Priority: Use multiplatform field campaigns that can effectively span the required dependent and independent variables in question, for example, the link between sources of anthropogenic SO 2 and sulfate aerosol or between organic aerosols and soot from biomass burning and radiative forcing—subjects also addressed by another NRC (1996) report. The oxidation rates and conversion efficiencies of SO 2 should also be observed. The necessary measurements include the following:

SO 2 and H 2 SO 4 , nitrates, soot, organics, and trace metal concentrations.

Photochemically active trace species concentrations.

Short-timescale measurements of both sub- and supermicron nonsea salt sulfate and organics.

Mass size distributions of aerosol chemical species.

Number size distributions from 3 nm to 10 nm in diameter.

Dynamic factors such as entrainment rates, turbulent transport to and from the surface, and mixing depths (see NRC, 1996).

Priority: Marine sulfur chemistry is directly tied to the formation of global-scale aerosol fields. These fields in turn are tied to both planetary albedo in the lower-troposphere boundary layer and the genesis of subvisible cirrus and visible cirrus, which are critical to the trapping of thermal infrared in the middle/upper troposphere. A nested set of hypotheses constitute the foundation of our understanding of marine sulfur chemistry:

Climate is substantially affected by the radiation budget.

The radiation budget is substantially influenced by atmospheric aerosols, both directly by scattering and indirectly by the influence of condensation nuclei on cloud radiative properties.

Aerosols in the marine atmosphere are largely of natural origin.

The source of natural marine aerosol is the oxidation of reduced sulfur species.

DMS is the primary marine-reduced sulfur species.

New particle formation occurs mainly in convective outflow regions above the marine boundary layer (MBL).
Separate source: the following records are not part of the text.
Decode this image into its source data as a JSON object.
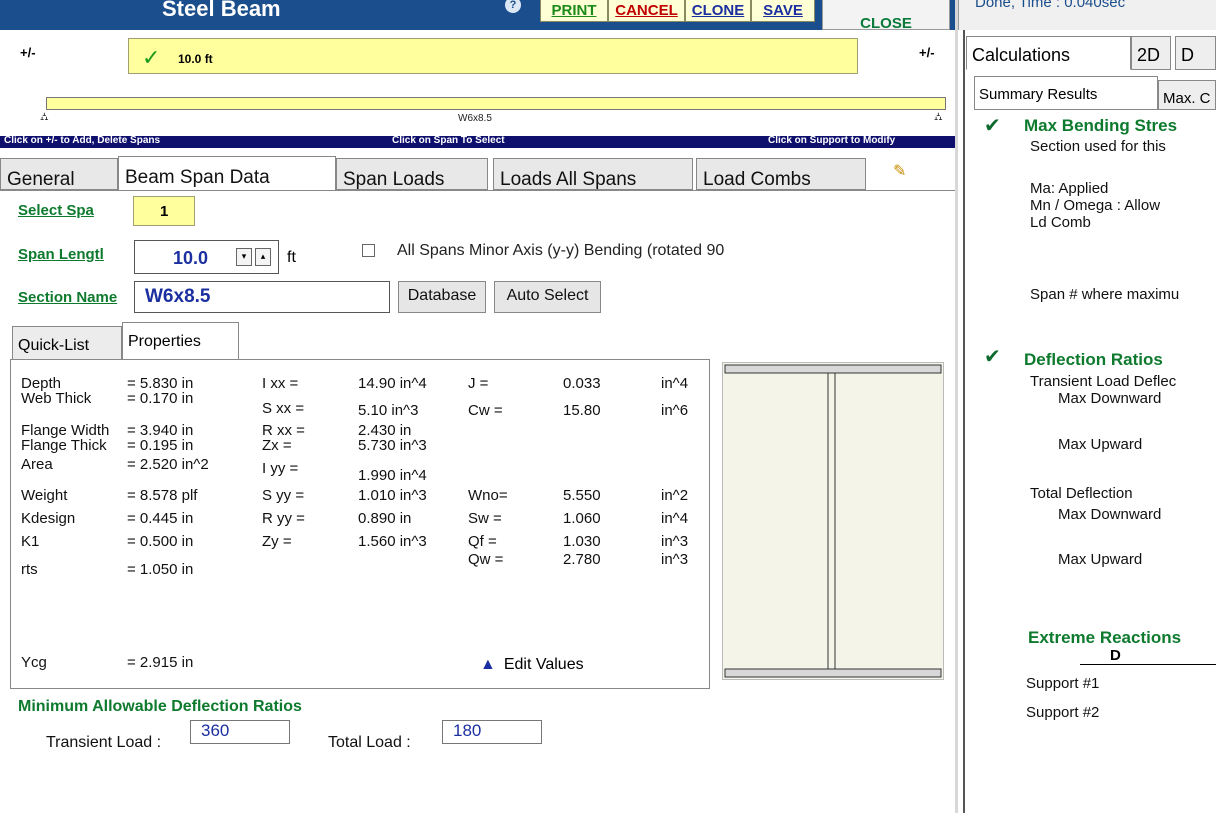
{
  "window": {
    "title": "Steel Beam",
    "help_symbol": "?",
    "buttons": {
      "print": "PRINT",
      "cancel": "CANCEL",
      "clone": "CLONE",
      "save": "SAVE",
      "close": "CLOSE"
    },
    "status": "Done, Time :    0.040sec"
  },
  "span_strip": {
    "add_delete_left": "+/-",
    "add_delete_right": "+/-",
    "span_length": "10.0 ft",
    "beam_section": "W6x8.5",
    "hints": {
      "left": "Click on  +/-  to Add, Delete Spans",
      "center": "Click on Span To Select",
      "right": "Click on Support to Modify"
    }
  },
  "tabs": [
    "General",
    "Beam Span Data",
    "Span Loads",
    "Loads All Spans",
    "Load Combs"
  ],
  "form": {
    "select_span_label": "Select Spa",
    "select_span_value": "1",
    "span_length_label": "Span Lengtl",
    "span_length_value": "10.0",
    "span_length_unit": "ft",
    "minor_axis_text": "All Spans Minor Axis (y-y) Bending   (rotated 90",
    "section_name_label": "Section Name",
    "section_name_value": "W6x8.5",
    "database_button": "Database",
    "auto_select_button": "Auto Select"
  },
  "subtabs": [
    "Quick-List",
    "Properties"
  ],
  "properties": {
    "col1": [
      {
        "name": "Depth",
        "value": "=  5.830 in"
      },
      {
        "name": "Web Thick",
        "value": "=  0.170 in"
      },
      {
        "name": "Flange Width",
        "value": "=  3.940 in"
      },
      {
        "name": "Flange Thick",
        "value": "=  0.195 in"
      },
      {
        "name": "Area",
        "value": "=  2.520 in^2"
      },
      {
        "name": "Weight",
        "value": "=  8.578 plf"
      },
      {
        "name": "Kdesign",
        "value": "=  0.445 in"
      },
      {
        "name": "K1",
        "value": "=  0.500 in"
      },
      {
        "name": "rts",
        "value": "=  1.050 in"
      },
      {
        "name": "Ycg",
        "value": "=  2.915 in"
      }
    ],
    "col2": [
      {
        "name": "I xx  =",
        "value": "14.90  in^4"
      },
      {
        "name": "S xx  =",
        "value": "5.10  in^3"
      },
      {
        "name": "R xx  =",
        "value": "2.430  in"
      },
      {
        "name": "Zx    =",
        "value": "5.730  in^3"
      },
      {
        "name": "I yy   =",
        "value": "1.990  in^4"
      },
      {
        "name": "S yy  =",
        "value": "1.010  in^3"
      },
      {
        "name": "R yy  =",
        "value": "0.890  in"
      },
      {
        "name": "Zy    =",
        "value": "1.560  in^3"
      }
    ],
    "col3": [
      {
        "name": "J      =",
        "value": "0.033",
        "unit": "in^4"
      },
      {
        "name": "Cw   =",
        "value": "15.80",
        "unit": "in^6"
      },
      {
        "name": "Wno=",
        "value": "5.550",
        "unit": "in^2"
      },
      {
        "name": "Sw   =",
        "value": "1.060",
        "unit": "in^4"
      },
      {
        "name": "Qf    =",
        "value": "1.030",
        "unit": "in^3"
      },
      {
        "name": "Qw   =",
        "value": "2.780",
        "unit": "in^3"
      }
    ],
    "edit_values_label": "Edit Values"
  },
  "deflection_limits": {
    "title": "Minimum Allowable Deflection Ratios",
    "transient_label": "Transient Load :",
    "transient_value": "360",
    "total_label": "Total Load :",
    "total_value": "180"
  },
  "right_panel": {
    "tabs": [
      "Calculations",
      "2D",
      "D"
    ],
    "subtabs": [
      "Summary Results",
      "Max. C"
    ],
    "bending": {
      "title": "Max Bending Stres",
      "section_used": "Section used for this",
      "applied": "Ma: Applied",
      "allow": "Mn / Omega : Allow",
      "ld_comb": "Ld Comb",
      "span_where": "Span # where maximu"
    },
    "deflection": {
      "title": "Deflection Ratios",
      "transient": "Transient Load Deflec",
      "max_down_1": "Max Downward",
      "max_up_1": "Max Upward",
      "total": "Total Deflection",
      "max_down_2": "Max Downward",
      "max_up_2": "Max Upward"
    },
    "reactions": {
      "title": "Extreme Reactions",
      "col_d": "D",
      "support1": "Support #1",
      "support2": "Support #2"
    }
  },
  "colors": {
    "title_bar": "#1b4e8c",
    "accent_green": "#0e7a2e",
    "input_yellow": "#ffff9e",
    "value_blue": "#1b2fa0"
  }
}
DMS is oxidized in the marine atmosphere largely by OH, with a contribution from NO 3 in high NO x environments.

DMS oxidation leads to SO 2 with varying efficiency; SO 2 in turn is oxidized to H 2 SO 4 , which can homogeneously nucleate to form new particles.

While these tenets are plausible, they must be tested to establish the foundation of marine sulfur aerosol chemistry, its coupling to climate, and thus its link to human activity. Critical observations include the following:

Direct spectrally resolved measurements of the flux divergence in the atmosphere, coupled with simultaneous aerosol and condensation nuclei measurements in clear air, cloudy air, and regions of cloud formation.

Observations of new particle formation and identification of the major regions of new particle formation.

Observations of reduced sulfur oxidation, including key intermediates and radical species, demonstrating quantitatively the coupling between DMS and aerosol precursors.

Laboratory observations of the DMS oxidation mechanism, including direct observation of key radical intermediates under the conditions of temperature, pressure, and composition covering the range found in the marine atmosphere. In addition, continued developments in observational technology are critical to advancing the understanding of atmospheric chemistry (see Box 8.2 ).

Paleoclimate

Paleoclimate research over the past several decades has been essential in establishing the context of global changes observed during the course of the instrumental record. It has also pointed to the following research streams.

Research Imperatives

Global changes of the past. Document how the global climate and the Earth's environment have changed in the past and determine the factors that caused the changes. Explore how this knowledge can be applied to understand future climate and environmental change.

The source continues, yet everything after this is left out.